相変わらず白雲(シユク)さんのドジっぷりは凄い。
 この前は食器棚に激突して食器棚ごとぶっ倒してくれた。
 碧風(ヘキフ)様のおかげで全て直ったが、碧風(ヘキフ)様がいなかったら今頃俺は食器の買い出しに追われていたことだろう。
 でも白雲(シユク)さんには余り強く言えない。
 頑張られても空回りするだけだし……
 そんな白雲(シユク)さんを蒼氷(ソウヒ)碧風(ヘキフ)様は温かい目で見守っている。

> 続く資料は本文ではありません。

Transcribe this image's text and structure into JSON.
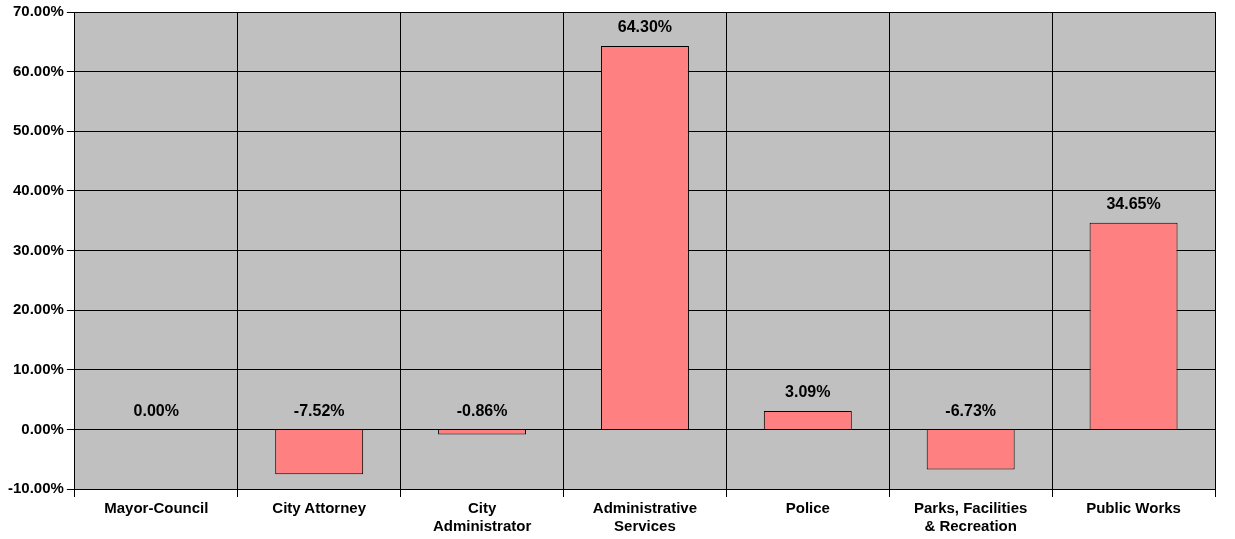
{
  "chart_data": {
    "type": "bar",
    "categories": [
      "Mayor-Council",
      "City Attorney",
      "City Administrator",
      "Administrative Services",
      "Police",
      "Parks, Facilities & Recreation",
      "Public Works"
    ],
    "values": [
      0,
      -7.52,
      -0.86,
      64.3,
      3.09,
      -6.73,
      34.65
    ],
    "value_labels": [
      "0.00%",
      "-7.52%",
      "-0.86%",
      "64.30%",
      "3.09%",
      "-6.73%",
      "34.65%"
    ],
    "color": "#ff8080",
    "ylim": [
      -10,
      70
    ],
    "yticks": [
      {
        "value": -10,
        "label": "-10.00%"
      },
      {
        "value": 0,
        "label": "0.00%"
      },
      {
        "value": 10,
        "label": "10.00%"
      },
      {
        "value": 20,
        "label": "20.00%"
      },
      {
        "value": 30,
        "label": "30.00%"
      },
      {
        "value": 40,
        "label": "40.00%"
      },
      {
        "value": 50,
        "label": "50.00%"
      },
      {
        "value": 60,
        "label": "60.00%"
      },
      {
        "value": 70,
        "label": "70.00%"
      }
    ],
    "grid": true,
    "legend": false
  }
}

 俺はここに来てから結構経つが、蒼氷(ソウヒ)白雲(シユク)さんに対して怒っているのをただの一度も見たことがない。
 どんなことをしても笑って済ませてしまうのだ……
 俺との扱いの差に泣けてくる。
 今日も今日とて白雲(シユク)さんの作った朝食のおかげでかなり調子が悪い。
 気絶しなかった自分を褒めてあげたい。
 ホント、他のことには目を瞑るからあの料理だけは何とかしてもらいたい。
 でなければ俺の命にかかわる。
 イヤ、ホントに……
 でも、あの二人は白雲(シユク)さんの料理を平然と食す事が出来るため、全く注意してくれない。
 自分には害がないためスルーだ。
 これはあんまりだ。
 今も白雲(シユク)さん曰くクッキーを平然と食べている。
 見た目は真っ黒くて炭のようだ。
 とても食べ物には見えない。
 何故、二人はこうも無頓着なのか……
 どうして白雲(シユク)さんに注意してくれないんだ。
 そう思い、ついに二人に聞いてみることにした。
「なんで二人は白雲(シユク)さんの料理を注意してくれないんですか」
 それを聞いた蒼氷(ソウヒ)は――
「う〜ん……あれは注意してもなおらないと思うけど?」
「そうですね。あれは本人の体質みたいなものですからね」
 そ、それは――
「同じ材料で同じように作っても緋燿(ヒヨウ)にあれは作れないでしょ?」
 炭になるかはともかく、確かにあんな毒物、無害な食料からは作れない。
「う〜ん。それに別にあまりたいしたことないから僕的にはいいかなって」
 たいしたことない? あれが!?
 そりゃあ確かに蒼氷(ソウヒ)はたいしたことないだろうけど俺にとってはたいした事なんだよ。
蒼氷(ソウヒ)はたとえ自分に害があっても全く気にしないよね」
「うん」
 …………ちょっとおかしくないか?
 蒼氷(ソウヒ)はたとえ自分がぶっ倒れてもかまわないと思っているのか?
 …………いるのかもしれないな――
「私が彼に注意しないのはただ楽しいから、です」
 俺は碧風(ヘキフ)様の言葉に硬まることになる。
「だって、人を苛めるのって結構楽しいですよ」
 駄目だこの人――
 前から結構イイ性格してるとは思ってたけど……
 この人かなりのドSだ……
 人を苛めて楽しむなんて趣味が悪すぎる……
 さすが蒼氷(ソウヒ)の幼馴染……
 ホンキで泣きたくなって来た。